Et que dire des chiens mutants ? Présentés comme des adversaires féroces, ils sont ridicules à l’écran, leur design et leurs animations les rendant plus risibles qu’effrayants. Cette séquence est sans doute l’un des moments les plus embarrassants du film.
Là où le film réussit à capturer la complexité du personnage dans sa dimension tragique, il échoue à maintenir un équilibre entre introspection et divertissement. La lenteur du récit et la répétitivité de certaines scènes plombent le rythme du film. Si la relation père / fils est bien développée, elle devient parfois trop insistante, au point d’éclipser l’action et d’alourdir le propos. Bruce Banner, tiraillé entre sa peur de l’héritage paternel et son refus d’accepter son destin, tourne en rond dans ses questionnements existentiels. Certains dialogues frisent le ridicule, et la symbolique surchargée alourdit encore davantage un scénario qui aurait gagné à plus de concision. Jennifer Connelly, n’échappe pas aux écueils du scénario. Son rôle de sidekick féminin se résume à subir les événements plutôt qu’à influencer réellement l’histoire. Elle sert essentiellement de catalyseur émotionnel pour Bruce, sans véritable développement propre.
Visuellement, Ang Lee tente d’ancrer son film dans l’univers des comics en jouant sur le découpage des plans. Il multiplie les split-screens et les effets de transition rappelant la mise en page d’un comics. Si cette approche est originale, elle devient parfois envahissante et distrayante, donnant une impression de style surchargé.
La bande originale, composée par Danny Elfman, apporte une touche épique et mélancolique au film. Habitué aux super-héros, il livre une partition efficace, cependant bien que moins mémorable que ses travaux précédents.
Enfin, les fans auront apprécié le cameo de Stan Lee et Lou Ferrigno, un clin d’œil sympathique aux origines du personnage.
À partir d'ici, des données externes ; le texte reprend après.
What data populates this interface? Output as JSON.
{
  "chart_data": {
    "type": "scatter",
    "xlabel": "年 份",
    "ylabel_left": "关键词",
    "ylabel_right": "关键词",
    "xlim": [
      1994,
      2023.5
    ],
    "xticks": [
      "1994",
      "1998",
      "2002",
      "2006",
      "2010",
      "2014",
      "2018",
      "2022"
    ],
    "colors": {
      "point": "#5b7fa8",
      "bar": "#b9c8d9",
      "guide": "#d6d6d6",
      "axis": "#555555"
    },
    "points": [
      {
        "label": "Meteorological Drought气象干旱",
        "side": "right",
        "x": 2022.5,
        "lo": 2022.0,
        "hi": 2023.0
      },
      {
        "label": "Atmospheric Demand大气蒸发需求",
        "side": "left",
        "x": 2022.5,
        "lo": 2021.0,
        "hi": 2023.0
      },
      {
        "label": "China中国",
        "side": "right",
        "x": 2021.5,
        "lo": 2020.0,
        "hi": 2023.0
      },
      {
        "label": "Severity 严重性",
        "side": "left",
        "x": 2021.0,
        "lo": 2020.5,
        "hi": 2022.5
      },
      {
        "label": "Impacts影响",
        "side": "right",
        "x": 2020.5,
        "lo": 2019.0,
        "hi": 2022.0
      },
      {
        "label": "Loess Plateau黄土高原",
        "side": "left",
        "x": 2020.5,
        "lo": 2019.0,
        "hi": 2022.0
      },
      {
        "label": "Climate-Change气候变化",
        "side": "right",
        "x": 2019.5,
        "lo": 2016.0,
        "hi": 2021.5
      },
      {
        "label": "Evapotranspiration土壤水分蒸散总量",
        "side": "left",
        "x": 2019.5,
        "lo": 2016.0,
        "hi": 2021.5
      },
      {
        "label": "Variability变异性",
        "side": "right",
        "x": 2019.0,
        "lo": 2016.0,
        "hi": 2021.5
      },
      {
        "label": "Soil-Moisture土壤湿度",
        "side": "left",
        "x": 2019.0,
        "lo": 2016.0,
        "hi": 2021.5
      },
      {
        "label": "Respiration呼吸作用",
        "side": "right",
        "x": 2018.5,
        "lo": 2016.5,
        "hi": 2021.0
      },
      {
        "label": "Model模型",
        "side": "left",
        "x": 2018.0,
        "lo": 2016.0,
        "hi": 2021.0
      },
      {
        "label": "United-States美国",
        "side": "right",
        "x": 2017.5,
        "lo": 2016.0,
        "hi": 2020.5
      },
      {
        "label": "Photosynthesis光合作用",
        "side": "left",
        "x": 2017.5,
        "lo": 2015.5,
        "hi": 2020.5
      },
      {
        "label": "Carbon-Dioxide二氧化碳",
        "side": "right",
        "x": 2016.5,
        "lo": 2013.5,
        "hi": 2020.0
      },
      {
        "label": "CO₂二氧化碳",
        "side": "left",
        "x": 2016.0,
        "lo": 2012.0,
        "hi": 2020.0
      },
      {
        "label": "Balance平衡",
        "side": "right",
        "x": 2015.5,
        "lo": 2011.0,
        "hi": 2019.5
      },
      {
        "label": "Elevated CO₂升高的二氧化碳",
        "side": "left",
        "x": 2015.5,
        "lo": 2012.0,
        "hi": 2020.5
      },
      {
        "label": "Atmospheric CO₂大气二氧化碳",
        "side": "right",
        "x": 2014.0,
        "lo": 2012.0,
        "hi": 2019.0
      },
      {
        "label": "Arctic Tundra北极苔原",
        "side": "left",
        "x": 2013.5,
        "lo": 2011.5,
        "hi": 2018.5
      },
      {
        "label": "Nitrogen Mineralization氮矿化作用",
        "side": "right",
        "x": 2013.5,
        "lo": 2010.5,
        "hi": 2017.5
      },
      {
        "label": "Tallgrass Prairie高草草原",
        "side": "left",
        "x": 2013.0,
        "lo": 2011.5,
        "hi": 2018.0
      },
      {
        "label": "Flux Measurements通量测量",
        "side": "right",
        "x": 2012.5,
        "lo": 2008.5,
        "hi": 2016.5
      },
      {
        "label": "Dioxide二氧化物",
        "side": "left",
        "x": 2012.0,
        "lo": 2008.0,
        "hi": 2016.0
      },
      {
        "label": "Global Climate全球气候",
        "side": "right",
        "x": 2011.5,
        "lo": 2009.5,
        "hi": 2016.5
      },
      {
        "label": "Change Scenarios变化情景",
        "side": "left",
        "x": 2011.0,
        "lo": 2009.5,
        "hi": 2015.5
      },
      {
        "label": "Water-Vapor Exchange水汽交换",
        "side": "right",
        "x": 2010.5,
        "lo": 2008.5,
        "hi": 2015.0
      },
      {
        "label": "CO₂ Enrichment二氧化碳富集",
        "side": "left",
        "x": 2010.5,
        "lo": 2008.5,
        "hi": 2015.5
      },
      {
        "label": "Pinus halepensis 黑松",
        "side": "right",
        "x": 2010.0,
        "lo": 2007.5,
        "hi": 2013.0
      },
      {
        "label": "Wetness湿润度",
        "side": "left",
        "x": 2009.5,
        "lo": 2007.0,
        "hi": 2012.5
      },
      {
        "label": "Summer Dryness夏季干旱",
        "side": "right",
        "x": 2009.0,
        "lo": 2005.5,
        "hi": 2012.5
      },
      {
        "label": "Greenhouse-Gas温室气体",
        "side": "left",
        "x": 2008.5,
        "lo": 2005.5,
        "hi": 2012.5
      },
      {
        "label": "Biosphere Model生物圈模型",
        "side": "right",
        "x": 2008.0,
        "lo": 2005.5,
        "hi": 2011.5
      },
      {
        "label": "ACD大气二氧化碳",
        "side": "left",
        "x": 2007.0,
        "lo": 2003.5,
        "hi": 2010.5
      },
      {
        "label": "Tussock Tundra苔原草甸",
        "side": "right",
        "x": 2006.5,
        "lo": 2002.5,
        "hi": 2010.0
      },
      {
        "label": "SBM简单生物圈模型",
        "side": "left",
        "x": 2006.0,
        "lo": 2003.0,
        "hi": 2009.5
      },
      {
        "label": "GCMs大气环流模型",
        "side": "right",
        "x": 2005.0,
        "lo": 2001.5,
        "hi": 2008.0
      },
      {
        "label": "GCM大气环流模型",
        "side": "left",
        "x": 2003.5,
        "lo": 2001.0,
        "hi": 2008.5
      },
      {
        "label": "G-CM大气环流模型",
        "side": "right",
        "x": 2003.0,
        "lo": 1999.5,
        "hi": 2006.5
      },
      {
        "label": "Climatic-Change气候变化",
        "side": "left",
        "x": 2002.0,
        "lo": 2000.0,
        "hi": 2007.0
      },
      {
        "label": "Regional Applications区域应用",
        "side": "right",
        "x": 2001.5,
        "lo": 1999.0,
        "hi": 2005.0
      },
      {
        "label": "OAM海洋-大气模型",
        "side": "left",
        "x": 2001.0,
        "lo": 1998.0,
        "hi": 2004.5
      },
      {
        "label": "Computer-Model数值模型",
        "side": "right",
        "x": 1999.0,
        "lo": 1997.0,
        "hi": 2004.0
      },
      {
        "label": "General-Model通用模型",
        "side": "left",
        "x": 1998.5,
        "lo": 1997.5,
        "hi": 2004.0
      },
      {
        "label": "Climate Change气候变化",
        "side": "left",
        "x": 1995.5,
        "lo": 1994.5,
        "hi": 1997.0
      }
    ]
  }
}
Hulk est une tentative audacieuse de réinventer le mythe du Géant de Jade en y injectant une profondeur dramatique rarement vue dans le genre super-héroïque. Mais cette ambition se heurte à des choix de mise en scène contestables, des effets spéciaux datés et un scénario qui manque d’équilibre entre réflexion et action. Si Ang Lee a réussi à donner une âme au personnage de Bruce Banner, il n’a pas su pleinement exploiter son alter ego monstrueux, rendant son film frustrant pour ceux qui attendaient une adaptation plus fidèle au comics.